戦前の家督相続においては、長男が相続するものでした。家督相続の際には、戸主権と財産が受け継がれます。
通常の場合では、長男が戸主となり、財産を単独相続します。

しかし、戸主権はともかく、事実上、財産を分割相続したケースは多いです。
例えば、二男に土地を分けて分家させれば、財産を付与できるので、戸主権は長男に移行させても、財産に関しては、事実上の分割相続をさせることができます。

また、家督は長男に譲るけれども、財産はすべて二男に相続させるケースもあります。
地方の農家で、長男が東京に出て官僚になり、二男が家を守っているといったようなケースです。
こうした場合だと、二男が分家して、すべての財産を付与され、かつ親の面倒も見るような感じになります。

あるいは親が二男以下の兄弟を連れて分家する「隠居分家」が行われることもあります。
事実上、二男が家を継ぐような形になるのですが、法制度との関係もあって、このような体裁をとります

参照リンク
戸籍上に見る分家と、その種類

廃嫡という制度もあるが…

旧民法では長男が家を継ぐことが前提となっているために、長男以外のものを家督継承者にするには、長男を「廃嫡(はいちゃく)」しなくてはなりませんでした。

「廃嫡」というのは、家督継承者としての地位を消失させることをいいます。
廃嫡するには、いろいろな要件が定められていましたが、「廃嫡」という言葉自体にマイナスのイメージがあるためか、実際にこうした措置がとられることは、そう多くありません。

その代わりに、二男に分家させて、そちらに財産を付与して事実上の家督継承者にするという方法がとられたのです。
もちろん、この場合では戸籍上は長男が家督を相続することになります。

戸籍の行間を読んでみよう

こういったケースは、戸籍を丹念に見れば読み取れます。
長男が家督相続しているのにも関わらず、その子どもがすべて本籍地以外で出生しているとしましょう。

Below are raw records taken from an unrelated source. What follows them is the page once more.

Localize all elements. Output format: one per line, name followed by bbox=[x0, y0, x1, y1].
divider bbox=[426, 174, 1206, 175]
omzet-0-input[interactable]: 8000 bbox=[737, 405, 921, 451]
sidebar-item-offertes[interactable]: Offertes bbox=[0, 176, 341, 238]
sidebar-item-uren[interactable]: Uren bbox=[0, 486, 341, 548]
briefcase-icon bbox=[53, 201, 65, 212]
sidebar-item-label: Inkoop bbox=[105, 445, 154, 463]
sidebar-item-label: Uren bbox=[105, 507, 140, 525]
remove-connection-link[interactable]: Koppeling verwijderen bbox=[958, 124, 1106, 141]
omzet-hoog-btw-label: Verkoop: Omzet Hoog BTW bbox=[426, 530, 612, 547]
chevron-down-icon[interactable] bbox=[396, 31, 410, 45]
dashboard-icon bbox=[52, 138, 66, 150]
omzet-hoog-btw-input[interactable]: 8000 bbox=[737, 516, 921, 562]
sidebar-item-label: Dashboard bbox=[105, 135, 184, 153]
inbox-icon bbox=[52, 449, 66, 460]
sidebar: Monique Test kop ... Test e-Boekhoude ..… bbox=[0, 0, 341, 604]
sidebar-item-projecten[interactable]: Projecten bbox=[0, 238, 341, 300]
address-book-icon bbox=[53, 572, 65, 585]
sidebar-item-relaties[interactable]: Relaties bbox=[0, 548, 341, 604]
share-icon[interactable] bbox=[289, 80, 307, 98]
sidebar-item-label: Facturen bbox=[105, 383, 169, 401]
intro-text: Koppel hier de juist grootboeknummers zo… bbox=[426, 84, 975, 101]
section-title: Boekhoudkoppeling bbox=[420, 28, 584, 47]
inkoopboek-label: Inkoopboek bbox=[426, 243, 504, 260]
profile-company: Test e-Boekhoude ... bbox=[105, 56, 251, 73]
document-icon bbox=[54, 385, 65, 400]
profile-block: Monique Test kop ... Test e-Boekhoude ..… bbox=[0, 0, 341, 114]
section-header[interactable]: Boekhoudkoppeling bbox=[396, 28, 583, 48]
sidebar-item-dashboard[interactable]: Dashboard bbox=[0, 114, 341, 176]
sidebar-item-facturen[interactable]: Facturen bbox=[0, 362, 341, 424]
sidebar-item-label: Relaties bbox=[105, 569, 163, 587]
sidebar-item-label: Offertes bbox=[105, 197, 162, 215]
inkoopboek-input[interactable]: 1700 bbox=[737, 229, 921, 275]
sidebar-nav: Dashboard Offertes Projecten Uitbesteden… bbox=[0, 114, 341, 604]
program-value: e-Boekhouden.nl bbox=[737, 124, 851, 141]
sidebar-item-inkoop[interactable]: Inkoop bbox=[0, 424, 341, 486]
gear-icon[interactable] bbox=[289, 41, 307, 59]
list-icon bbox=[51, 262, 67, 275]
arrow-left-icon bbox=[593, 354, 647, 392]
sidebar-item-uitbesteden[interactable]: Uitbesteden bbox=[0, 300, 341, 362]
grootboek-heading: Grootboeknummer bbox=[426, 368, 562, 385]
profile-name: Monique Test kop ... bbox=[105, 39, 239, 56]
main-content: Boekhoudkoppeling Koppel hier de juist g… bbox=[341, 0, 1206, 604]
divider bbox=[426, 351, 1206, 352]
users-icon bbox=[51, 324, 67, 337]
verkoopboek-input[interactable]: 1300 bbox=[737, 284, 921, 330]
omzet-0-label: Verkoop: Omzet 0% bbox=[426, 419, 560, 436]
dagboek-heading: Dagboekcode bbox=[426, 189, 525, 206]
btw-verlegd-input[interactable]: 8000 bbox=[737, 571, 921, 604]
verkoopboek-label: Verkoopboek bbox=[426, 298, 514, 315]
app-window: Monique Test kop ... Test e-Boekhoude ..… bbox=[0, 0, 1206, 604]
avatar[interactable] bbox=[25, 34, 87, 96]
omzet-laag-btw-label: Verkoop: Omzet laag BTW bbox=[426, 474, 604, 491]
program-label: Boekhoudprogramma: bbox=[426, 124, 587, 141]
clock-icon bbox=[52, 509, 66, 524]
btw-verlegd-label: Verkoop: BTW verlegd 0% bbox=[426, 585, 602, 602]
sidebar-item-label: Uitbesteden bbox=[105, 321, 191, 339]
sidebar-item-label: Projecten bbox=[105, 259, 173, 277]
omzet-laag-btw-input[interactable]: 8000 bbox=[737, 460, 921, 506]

こうした場合、長男は本籍地に住んでいないものと思われます。つまり本家を継いでいないわけです。
また、転籍している場合にも同様のことが考えられます。

そういった場合は、二男が事実上の家督継承者になっているのではないかと考えてみましょう。
こうした作業を繰り返し、本家を探り当てたり、戦前の家族関係の分析に役立てることができるのです。
これはまさに、戸籍の行間を読む作業と言えます。

上記の分析は、ほんの一例です。丹念に戸籍を読み込めば、実に多くのことが分かるようになっているのです!

こうした作業は、かなりの専門的な知識が必要とされます。